Pros: This workout is exactly what clients want—high octane, full of variety and 50% abs. Cardio-Strength Circuits like these are a killer way to shred fat, maintain lean muscle mass and develop cardiovascular fitness. Also, as a trainer you've probably figured out that these workouts fit beautifully into bootcamp style training or small group exercises where a bunch o' different clients can do the same exercise/time at their own tempo/resistance = everyone winning. Cons: Cardio Strength circuits are effective, no doubt. But, this should not be the only way you train. If that's the case, you're dismissing an entire world of magic that will help you and your clients reach their goals. Varied phase training is crucial for continued progress. If you want to be a rockstar trainer, don't be a one-trick pony. Make sure you study and understand other exercise modalities—like relative strength development, functional-strength training, traditional hypertrophy phases, German Body Comp Training, 6-12-25, endurance training and Metabolic Complexes (to name only a few)—and their effectiveness for weight-loss, body composition, and performance goals. You'll be a better trainer for it. Comments: The circuits are really ab-heavy. Training the piss out of the abs is like driving to a Quick-E-Mart that's 14 hours away—not a very efficient way to get a six-pack. That was a horrible analogy, but you get the point.

Expert Assessment #2

Dan Trink C.S.C.S., CPT is the Director of Personal Training Operations at Peak Performance NYC and the trainer in our 8-Week Fitness Transformassacre Follow Trink on Twitter @TrinkFitness

Pros: Circuits like these are a great way to build up work capacity, which is a critical component in sports. So I can see why you would use these with athletes. There is also a focus on big, compound movements which certainly are metabolically demanding. The loads that are being used are either fairly moderate or body weight-only which is smart if you are going to do this amount of work with such a small amount of rest. Cons: The amount of volume (or total work done) is a bit insane. The rest periods are kind of arbitrary and are way to short for allow for any real recovery. (Why did you choose 7 seconds?) I have to imagine this will seriously impact performance and quality of movement. Most clients need to get stronger. Most athletes need to train specific movements that carry over to their sport. You'll accomplish neither of those with circuits that revolve around low load calisthenic-type movements. Finally, training specific skill-based movements such as jabs or uppercuts with load actually trains the involved muscles to fire more slowly. So if any of your athletes are fighters you're training them to lose snap on their punches. Not a great way to win a fight. Comments: I appreciate that you are working on stamina which is key in many sports and activities.

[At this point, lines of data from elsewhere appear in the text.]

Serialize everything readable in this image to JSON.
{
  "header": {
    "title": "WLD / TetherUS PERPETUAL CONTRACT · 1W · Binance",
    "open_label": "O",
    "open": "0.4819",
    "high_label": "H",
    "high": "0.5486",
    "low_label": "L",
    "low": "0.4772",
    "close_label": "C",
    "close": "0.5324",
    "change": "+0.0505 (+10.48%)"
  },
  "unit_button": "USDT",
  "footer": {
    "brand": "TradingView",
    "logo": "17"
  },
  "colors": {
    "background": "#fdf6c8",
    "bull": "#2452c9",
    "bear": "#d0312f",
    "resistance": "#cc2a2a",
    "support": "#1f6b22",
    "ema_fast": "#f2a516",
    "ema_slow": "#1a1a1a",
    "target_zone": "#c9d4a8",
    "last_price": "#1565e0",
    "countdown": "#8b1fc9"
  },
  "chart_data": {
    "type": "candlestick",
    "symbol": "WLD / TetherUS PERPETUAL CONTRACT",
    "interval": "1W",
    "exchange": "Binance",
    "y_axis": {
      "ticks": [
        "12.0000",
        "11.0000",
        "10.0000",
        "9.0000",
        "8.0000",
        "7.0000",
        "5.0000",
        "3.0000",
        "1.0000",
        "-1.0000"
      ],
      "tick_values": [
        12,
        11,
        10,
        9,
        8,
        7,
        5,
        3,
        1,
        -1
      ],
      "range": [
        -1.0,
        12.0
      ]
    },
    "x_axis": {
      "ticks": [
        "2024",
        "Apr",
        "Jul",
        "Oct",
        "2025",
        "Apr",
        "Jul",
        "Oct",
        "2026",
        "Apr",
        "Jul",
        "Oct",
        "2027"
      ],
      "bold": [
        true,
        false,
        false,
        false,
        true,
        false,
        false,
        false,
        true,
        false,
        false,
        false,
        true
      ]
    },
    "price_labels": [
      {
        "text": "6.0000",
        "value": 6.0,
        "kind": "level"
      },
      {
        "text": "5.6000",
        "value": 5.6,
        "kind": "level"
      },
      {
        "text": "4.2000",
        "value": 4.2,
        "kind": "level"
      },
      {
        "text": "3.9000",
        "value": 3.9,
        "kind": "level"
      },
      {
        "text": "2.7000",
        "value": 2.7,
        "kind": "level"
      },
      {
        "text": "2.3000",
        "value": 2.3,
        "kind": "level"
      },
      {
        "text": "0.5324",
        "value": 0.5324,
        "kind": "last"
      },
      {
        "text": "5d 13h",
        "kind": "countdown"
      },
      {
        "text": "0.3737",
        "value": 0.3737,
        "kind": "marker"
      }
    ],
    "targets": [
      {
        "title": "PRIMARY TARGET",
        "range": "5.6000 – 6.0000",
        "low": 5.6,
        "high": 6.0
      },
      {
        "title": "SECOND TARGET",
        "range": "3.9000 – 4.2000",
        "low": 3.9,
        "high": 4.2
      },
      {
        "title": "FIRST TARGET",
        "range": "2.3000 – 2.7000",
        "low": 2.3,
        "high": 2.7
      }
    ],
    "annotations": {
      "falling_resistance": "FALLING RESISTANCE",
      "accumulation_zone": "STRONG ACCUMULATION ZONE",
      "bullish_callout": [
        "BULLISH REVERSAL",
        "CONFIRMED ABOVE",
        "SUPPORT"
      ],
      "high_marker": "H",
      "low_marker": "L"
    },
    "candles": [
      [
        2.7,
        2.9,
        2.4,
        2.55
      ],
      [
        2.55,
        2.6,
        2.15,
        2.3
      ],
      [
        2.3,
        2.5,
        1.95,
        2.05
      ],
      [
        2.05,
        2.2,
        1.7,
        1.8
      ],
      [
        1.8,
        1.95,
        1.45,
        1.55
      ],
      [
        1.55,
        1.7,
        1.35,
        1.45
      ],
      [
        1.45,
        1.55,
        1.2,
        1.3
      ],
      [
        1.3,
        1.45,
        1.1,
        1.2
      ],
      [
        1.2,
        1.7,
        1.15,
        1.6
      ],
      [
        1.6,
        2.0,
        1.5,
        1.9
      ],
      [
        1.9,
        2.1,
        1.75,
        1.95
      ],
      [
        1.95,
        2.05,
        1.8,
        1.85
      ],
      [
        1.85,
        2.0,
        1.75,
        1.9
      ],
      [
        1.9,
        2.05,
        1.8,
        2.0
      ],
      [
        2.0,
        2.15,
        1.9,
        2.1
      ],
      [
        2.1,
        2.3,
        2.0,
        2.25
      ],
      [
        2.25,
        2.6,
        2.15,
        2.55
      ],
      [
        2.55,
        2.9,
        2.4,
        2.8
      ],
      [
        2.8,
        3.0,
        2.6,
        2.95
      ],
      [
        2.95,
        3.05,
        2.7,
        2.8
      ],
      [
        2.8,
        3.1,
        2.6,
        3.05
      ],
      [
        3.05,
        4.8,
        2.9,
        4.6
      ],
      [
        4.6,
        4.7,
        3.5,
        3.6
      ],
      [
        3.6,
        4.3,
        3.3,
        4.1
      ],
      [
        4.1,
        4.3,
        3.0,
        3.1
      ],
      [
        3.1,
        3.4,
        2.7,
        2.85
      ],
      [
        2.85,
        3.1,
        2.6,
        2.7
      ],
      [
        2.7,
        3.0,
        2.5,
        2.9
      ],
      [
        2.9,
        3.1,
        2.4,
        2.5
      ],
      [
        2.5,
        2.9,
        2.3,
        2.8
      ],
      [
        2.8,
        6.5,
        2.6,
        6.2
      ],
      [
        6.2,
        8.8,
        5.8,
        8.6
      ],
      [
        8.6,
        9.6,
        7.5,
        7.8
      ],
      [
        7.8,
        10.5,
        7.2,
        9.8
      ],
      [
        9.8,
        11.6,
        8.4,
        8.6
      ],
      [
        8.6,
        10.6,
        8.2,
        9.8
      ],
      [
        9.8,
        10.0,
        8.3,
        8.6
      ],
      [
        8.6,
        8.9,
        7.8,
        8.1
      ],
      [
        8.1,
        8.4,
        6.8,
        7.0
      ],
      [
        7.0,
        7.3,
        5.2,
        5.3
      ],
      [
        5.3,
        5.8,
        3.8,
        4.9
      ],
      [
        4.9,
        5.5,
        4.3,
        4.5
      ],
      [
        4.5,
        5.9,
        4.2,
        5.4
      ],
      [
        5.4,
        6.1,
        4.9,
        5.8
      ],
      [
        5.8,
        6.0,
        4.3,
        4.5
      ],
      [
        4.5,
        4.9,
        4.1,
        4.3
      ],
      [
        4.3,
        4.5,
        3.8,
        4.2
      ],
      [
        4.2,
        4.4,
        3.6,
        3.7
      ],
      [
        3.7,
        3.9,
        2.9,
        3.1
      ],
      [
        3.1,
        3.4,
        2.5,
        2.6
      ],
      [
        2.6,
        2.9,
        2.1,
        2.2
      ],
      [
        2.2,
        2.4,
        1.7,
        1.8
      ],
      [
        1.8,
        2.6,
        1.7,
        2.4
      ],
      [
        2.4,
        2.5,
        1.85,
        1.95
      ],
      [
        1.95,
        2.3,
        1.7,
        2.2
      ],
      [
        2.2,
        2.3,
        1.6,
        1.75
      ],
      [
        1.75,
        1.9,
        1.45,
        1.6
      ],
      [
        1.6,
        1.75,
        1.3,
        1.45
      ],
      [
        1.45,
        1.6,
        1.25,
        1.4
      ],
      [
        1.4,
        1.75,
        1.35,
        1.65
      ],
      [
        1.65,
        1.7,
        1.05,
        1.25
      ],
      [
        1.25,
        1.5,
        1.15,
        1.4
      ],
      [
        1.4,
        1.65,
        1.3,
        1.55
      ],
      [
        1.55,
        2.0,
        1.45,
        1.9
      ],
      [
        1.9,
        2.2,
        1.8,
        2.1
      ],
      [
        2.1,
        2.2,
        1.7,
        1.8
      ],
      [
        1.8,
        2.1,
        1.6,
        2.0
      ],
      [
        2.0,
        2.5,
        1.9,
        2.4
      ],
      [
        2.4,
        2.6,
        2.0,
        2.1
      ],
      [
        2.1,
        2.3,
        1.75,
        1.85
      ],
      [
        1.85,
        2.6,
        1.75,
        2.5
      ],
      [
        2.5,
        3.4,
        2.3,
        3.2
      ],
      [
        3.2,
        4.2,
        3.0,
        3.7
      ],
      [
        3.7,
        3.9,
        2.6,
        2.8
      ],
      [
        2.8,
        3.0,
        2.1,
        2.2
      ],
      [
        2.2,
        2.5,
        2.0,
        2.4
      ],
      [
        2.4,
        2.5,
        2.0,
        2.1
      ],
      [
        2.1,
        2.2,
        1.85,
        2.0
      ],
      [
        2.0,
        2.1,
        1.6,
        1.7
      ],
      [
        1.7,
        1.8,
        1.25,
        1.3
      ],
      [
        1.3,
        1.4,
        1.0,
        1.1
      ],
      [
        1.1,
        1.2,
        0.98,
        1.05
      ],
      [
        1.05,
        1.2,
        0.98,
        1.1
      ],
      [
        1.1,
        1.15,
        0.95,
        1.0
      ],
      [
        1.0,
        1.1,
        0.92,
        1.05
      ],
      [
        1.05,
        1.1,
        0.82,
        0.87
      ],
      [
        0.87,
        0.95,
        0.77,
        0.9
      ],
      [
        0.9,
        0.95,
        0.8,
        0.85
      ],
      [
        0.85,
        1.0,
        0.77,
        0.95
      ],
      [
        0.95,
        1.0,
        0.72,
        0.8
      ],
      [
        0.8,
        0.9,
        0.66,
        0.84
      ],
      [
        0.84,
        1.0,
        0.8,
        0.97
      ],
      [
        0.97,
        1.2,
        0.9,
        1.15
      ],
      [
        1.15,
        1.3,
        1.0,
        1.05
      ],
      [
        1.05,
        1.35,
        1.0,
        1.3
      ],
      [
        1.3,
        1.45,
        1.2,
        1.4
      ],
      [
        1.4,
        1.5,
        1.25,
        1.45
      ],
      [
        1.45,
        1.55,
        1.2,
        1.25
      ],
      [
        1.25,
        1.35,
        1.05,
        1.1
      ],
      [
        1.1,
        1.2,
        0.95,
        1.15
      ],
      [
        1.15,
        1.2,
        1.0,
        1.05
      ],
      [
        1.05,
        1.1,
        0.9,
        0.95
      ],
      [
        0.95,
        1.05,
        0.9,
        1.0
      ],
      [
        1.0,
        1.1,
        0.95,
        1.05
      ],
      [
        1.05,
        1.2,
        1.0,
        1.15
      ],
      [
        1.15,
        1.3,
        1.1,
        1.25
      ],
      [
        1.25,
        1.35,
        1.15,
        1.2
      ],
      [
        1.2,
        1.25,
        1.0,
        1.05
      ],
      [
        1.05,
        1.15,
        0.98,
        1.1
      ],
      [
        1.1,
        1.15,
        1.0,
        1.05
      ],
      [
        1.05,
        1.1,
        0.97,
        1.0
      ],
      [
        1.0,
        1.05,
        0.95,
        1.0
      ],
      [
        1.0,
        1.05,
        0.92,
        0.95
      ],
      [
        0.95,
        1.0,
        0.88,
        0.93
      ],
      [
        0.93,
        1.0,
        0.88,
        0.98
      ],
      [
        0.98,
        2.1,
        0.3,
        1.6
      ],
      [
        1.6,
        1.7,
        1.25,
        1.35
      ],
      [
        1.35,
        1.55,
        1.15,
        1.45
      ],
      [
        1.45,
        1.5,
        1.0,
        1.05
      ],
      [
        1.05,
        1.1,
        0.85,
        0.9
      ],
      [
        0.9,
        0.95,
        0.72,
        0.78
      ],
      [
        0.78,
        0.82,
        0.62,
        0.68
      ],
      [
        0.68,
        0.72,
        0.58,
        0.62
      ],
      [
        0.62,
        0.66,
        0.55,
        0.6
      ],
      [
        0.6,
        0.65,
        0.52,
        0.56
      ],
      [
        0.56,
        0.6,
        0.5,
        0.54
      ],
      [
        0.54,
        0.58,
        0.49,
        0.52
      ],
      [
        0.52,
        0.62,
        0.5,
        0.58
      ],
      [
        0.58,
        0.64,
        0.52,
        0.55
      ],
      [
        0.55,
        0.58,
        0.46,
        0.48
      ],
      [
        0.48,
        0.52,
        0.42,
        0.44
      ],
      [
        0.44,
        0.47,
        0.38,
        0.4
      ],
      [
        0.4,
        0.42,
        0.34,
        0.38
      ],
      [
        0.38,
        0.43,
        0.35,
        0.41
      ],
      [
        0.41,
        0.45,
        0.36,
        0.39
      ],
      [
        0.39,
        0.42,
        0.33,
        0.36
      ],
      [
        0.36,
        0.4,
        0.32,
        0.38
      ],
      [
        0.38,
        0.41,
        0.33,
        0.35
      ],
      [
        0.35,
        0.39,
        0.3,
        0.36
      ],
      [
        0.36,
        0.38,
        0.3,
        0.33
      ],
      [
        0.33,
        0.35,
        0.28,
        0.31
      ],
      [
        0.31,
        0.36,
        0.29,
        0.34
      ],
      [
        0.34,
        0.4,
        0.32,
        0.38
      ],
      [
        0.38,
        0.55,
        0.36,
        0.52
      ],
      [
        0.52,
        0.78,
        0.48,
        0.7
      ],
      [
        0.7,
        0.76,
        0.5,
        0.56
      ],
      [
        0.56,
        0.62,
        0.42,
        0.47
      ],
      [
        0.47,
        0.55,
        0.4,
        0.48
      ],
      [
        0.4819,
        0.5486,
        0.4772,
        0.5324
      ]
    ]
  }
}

However, you are going to have a hard time helping clients or athletes reach their goals with this strategy. Most importantly, your approach of "interval training is all I do for myself with my athletes and my clients" shows a lack of thought to the individual needs of your clientele. I imagine clients are hiring you to assess, correct and program according to their needs. This one-size-fits-all approach takes the 'personal' out of personal training.